Hamzawi later became assistant deputy minister of Health Canada’s health products and food branch, another area where excessive regulation threatens an entire industry. Recent Liberal governments repeatedly attempted to force natural health product providers to prove efficacy through the same costly trials required for pharmaceutical drugs.
Past government consultations concluded this approach would do more harm than good. Herbs and traditional medicines have been used for centuries with excellent safety records. The real winners of such drug-level testing requirements would be expanding bureaucracies funded by new fees and fines and big pharmaceutical companies that benefit from sidelining their competition.
For a time, Hamzawi also served as acting federal lead and assistant deputy minister of policy and strategic integration for the COVID-19 Testing, Contact Tracing and Data Strategy Secretariat at Health Canada. During the pandemic, surveillance in the name of public health reached new heights of intrusiveness and new lows of accountability.
PHAC accessed the location data of 33 million mobile devices using “de-identified cell-tower based location data,” a method of tracking and analyzing the general movement patterns of mobile devices without directly identifying the individual users, from January 2019 to May 2023, reaching back even before the pandemic began.
PHAC also co-developed the ArriveCan app with the Canada Border Services Agency and formally owned it until mid-2022. Both agencies shared user data without a formal agreement. A later auditor general report criticized this “accountability void.”
ArriveCan, initially projected to cost $80,000, ballooned into a $59.5-million boondoggle. The glitch-prone app remained mandatory for cross-border air travel and, in 2022, wrongly instructed 10,000 vaccinated travellers to quarantine. The Office of the Privacy Commissioner also investigated complaints about how personal data was handled.
PHAC developed the COVID Alert app as well, intended to notify users of potential virus exposures. However, given the unreliability of Polymerase Chain Reaction (PCR) test results and the limited risk to most Canadians, the app likely spread more fear than safety among its 6.9 million users. Polymerase Chain Reaction is used to detect genetic material, most commonly used to identify the presence of viruses like SARS-CoV-2, the virus that causes COVID-19.
Hamzawi may not bear primary responsibility for these failures, but she shares in them. Her record does not merit promotion. Yet in February 2023, she was named executive vice-president of health at PHAC.
Now, she holds the top job at an agency that has shown no remorse for embracing one of the most questionable global health strategies in modern history: lockdowns, masking, social distancing, mass quarantines, reliance on flawed PCR testing, rushed mRNA vaccines and the suppression of dissenting voices.
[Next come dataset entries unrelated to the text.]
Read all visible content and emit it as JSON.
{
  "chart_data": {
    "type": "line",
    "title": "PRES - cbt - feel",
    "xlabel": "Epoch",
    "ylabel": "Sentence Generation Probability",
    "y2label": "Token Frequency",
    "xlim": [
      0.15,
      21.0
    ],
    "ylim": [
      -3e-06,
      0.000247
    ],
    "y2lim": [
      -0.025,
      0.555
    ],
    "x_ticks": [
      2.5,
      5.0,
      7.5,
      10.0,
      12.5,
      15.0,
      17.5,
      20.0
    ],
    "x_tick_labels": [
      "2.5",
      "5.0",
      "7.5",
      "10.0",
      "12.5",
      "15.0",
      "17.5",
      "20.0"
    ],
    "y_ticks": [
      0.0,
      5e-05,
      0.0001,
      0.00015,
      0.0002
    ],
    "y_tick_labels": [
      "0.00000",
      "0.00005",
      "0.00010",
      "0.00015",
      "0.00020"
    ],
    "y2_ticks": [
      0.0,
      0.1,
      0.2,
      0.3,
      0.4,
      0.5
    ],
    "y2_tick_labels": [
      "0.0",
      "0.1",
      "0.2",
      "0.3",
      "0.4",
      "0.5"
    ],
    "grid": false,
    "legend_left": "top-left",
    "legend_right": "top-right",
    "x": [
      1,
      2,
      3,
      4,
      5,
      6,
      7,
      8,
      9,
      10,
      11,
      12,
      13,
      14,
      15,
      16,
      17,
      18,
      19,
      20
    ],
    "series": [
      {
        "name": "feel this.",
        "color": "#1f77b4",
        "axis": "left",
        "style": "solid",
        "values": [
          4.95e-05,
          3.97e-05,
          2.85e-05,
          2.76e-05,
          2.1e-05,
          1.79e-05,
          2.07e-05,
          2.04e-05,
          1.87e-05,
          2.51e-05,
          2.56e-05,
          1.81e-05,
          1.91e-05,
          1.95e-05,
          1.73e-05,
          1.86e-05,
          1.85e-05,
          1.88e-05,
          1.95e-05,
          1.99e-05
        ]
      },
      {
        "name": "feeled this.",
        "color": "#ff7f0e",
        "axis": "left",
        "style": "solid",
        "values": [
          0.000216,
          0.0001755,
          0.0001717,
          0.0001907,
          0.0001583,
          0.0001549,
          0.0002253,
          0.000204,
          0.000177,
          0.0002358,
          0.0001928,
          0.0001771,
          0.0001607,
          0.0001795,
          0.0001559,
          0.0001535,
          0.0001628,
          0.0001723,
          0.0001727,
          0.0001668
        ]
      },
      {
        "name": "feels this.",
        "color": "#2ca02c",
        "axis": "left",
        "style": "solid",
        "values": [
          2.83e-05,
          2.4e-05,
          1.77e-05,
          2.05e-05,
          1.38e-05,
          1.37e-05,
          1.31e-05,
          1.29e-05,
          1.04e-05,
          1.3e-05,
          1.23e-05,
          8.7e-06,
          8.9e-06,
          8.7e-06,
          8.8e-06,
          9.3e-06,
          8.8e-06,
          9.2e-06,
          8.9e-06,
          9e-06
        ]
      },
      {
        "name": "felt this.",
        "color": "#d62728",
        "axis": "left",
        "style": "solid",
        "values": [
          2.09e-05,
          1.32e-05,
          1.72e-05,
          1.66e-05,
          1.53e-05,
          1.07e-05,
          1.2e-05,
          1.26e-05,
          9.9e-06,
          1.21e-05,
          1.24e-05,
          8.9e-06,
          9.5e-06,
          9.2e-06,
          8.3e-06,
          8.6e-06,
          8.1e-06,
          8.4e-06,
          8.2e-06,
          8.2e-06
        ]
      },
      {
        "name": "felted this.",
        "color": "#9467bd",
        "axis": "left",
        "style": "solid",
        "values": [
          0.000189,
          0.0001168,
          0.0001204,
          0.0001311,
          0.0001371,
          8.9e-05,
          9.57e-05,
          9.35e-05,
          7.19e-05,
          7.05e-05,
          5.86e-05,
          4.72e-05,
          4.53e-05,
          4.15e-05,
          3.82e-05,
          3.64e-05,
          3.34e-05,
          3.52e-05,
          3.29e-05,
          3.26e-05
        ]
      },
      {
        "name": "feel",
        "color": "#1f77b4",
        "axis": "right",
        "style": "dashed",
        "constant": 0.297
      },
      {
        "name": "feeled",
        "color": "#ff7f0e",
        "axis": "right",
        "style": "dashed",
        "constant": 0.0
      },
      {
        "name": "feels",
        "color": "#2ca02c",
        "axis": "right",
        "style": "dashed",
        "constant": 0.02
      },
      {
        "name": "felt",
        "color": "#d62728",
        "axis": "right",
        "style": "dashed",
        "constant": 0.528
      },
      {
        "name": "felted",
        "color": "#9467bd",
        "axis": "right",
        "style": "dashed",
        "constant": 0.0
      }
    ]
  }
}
Had Canada adopted a focused protection approach—safeguarding the vulnerable while preserving freedom for the rest—as recommended in the Great Barrington Declaration, it could have avoided the enormous social and economic costs now weighing on the country. But Canadian health officials and the World Health Organization have shown no interest in such a reckoning.
In fact, the WHO is doubling down. On May 20, the World Health Assembly adopted the Pandemic Agreement, enabling even more sweeping measures in future emergencies. The agreement has raised alarms that international dictates could override national sovereignty and erode citizens’ rights, privacy and freedoms.
Don’t expect Hamzawi to push back. Her bio also says she “has also held several executive leadership positions in international affairs, regulatory programs and policy, and audit and evaluation.” Whatever the WHO has planned, she will almost certainly take Canada right along.
Canadians should be concerned.
Lee Harding is a research fellow for the Frontier Centre for Public Policy.